II. OTHER ALLEGED VIOLATIONS OF THE CONVENTION
- The
applicant further complained under Article 6 of the Convention and
Article 1 of Protocol No.1 that the awards made by the Ankara
Administrative Court in respect of compensation and his lawyer's
costs and expenses were insufficient and disproportionate. He finally
alleged under Article 14 of the Convention that he had not been
appointed to a post in the civil service on account of his political
opinions.
- The
Court finds nothing in the case file which might disclose any
appearance of a violation of these provisions. It follows that this
part of the application is manifestly-ill founded and must be
rejected, pursuant to Article 35 §§ 3 and 4 of the
Convention.
III. APPLICATION OF ARTICLE 41 OF THE CONVENTION
- Article
41 of the Convention provides:
“If the Court finds that there has been a
violation of the Convention or the Protocols thereto, and if the
internal law of the High Contracting Party concerned allows only
partial reparation to be made, the Court shall, if necessary, afford
just satisfaction to the injured party.”
A. Damage
- The
applicant claimed 20,000 euros (EUR) in respect of pecuniary and
non-pecuniary damage.
- The
Government submitted that the amount claimed was excessive and should
not lead to unjust enrichment.
- The
Court does not discern any causal link between the violation found
and the pecuniary damage alleged; it therefore rejects this claim.
However, the Court considers that the applicant must have sustained
non pecuniary damage. Accordingly, it awards the applicant EUR
6,500 in respect of non pecuniary damage.
B. Costs and expenses
- The
applicant also claimed EUR 5,000 for the costs and expenses incurred
before the Court.
- The
Government contended that the applicant's claim was unsubstantiated.
- According
to the Court's case-law, an applicant is entitled to reimbursement of
his costs and expenses only in so far as it has been shown that these
have been actually and necessarily incurred and were reasonable as to
quantum. In the present case, regard being had to the above criteria
and the applicant's failure to substantiate his claim, the Court
makes no award under this heading.
C. Default interest
- The
Court considers it appropriate that the default interest should be
based on the marginal lending rate of the European Central Bank, to
which should be added three percentage points.

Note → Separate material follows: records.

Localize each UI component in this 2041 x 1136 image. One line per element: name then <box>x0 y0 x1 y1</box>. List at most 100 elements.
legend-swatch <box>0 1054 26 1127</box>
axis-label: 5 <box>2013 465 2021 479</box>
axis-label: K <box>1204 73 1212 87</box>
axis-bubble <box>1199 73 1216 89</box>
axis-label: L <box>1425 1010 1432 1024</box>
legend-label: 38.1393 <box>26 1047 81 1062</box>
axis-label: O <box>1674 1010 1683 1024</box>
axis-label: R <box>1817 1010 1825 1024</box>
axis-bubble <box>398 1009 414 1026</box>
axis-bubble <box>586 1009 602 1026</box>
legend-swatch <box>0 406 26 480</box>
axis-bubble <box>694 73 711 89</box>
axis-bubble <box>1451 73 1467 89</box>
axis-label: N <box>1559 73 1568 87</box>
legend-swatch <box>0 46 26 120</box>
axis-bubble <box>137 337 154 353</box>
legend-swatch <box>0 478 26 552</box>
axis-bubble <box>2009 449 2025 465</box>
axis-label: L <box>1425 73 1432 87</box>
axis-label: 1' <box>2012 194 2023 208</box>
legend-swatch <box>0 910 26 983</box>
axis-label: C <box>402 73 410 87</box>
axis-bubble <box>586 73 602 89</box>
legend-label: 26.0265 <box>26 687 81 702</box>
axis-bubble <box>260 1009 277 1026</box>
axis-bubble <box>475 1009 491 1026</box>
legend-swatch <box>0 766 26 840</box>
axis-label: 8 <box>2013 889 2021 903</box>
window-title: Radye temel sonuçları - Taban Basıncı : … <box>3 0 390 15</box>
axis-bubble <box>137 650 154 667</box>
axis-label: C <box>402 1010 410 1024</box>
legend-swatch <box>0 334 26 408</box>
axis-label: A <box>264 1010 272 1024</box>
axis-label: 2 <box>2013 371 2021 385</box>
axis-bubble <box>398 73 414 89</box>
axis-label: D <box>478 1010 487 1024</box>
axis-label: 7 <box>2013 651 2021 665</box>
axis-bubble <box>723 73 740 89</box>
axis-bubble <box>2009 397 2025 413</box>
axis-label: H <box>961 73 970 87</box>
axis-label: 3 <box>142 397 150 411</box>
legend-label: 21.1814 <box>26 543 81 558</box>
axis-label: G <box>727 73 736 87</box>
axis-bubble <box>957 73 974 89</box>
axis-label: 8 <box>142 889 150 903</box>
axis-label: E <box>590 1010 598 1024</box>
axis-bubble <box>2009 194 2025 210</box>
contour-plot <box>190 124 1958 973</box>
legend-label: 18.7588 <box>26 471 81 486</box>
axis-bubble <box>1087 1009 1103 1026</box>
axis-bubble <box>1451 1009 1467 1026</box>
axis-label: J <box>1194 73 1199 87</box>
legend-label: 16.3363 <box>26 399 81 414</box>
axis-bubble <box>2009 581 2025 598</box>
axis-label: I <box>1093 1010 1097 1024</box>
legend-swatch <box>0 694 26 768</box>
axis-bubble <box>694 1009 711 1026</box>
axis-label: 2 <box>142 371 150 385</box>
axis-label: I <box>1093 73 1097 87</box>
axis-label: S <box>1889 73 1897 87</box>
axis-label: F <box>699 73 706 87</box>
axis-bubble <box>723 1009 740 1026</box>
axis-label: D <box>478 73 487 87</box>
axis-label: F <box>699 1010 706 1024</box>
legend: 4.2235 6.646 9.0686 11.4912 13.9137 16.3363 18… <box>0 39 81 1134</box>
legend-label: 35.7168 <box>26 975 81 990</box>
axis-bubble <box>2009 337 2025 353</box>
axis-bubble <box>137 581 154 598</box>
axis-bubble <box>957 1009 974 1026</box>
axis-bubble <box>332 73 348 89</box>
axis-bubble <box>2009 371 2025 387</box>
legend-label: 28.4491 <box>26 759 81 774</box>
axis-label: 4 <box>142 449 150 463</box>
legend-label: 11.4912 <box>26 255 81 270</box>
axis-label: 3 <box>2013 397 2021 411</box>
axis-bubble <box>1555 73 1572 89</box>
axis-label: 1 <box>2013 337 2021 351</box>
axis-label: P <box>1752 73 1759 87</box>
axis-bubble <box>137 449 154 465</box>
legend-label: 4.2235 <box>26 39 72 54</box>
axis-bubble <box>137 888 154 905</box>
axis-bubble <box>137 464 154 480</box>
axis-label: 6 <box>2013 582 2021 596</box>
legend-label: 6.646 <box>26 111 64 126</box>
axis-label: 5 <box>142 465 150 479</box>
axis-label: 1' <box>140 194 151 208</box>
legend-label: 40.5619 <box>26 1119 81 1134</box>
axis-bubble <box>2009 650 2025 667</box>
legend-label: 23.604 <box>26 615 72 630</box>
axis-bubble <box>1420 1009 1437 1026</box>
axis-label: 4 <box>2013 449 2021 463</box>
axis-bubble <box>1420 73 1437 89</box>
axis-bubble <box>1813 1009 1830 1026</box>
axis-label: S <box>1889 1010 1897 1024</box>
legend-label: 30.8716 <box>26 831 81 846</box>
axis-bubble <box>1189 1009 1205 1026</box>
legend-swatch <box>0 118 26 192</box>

FOR THESE REASONS, THE COURT UNANIMOUSLY
- Declares the complaint concerning the excessive
length of the proceedings admissible and the remainder of the
application inadmissible;
- Holds that there has been a violation of Article
6 § 1 of the Convention;
- Holds
(a) that
the respondent State is to pay the applicant, within three months
from the date on which the judgment becomes final in accordance with
Article 44 § 2 of the Convention, EUR 6,500 (six
thousand five hundred euros) in respect of non-pecuniary damage, to
be converted into new Turkish liras at the rate applicable at the
date of settlement and free of any taxes or charges that may be
payable;
(b) that
from the expiry of the above-mentioned three months until settlement
simple interest shall be payable on the above amount at a rate equal
to the marginal lending rate of the European Central Bank during the
default period plus three percentage points;
- Dismisses the remainder of the applicant's claim
for just satisfaction.
Done in English, and notified in writing on 20 November 2007,
pursuant to Rule 77 §§ 2 and 3 of the Rules of Court.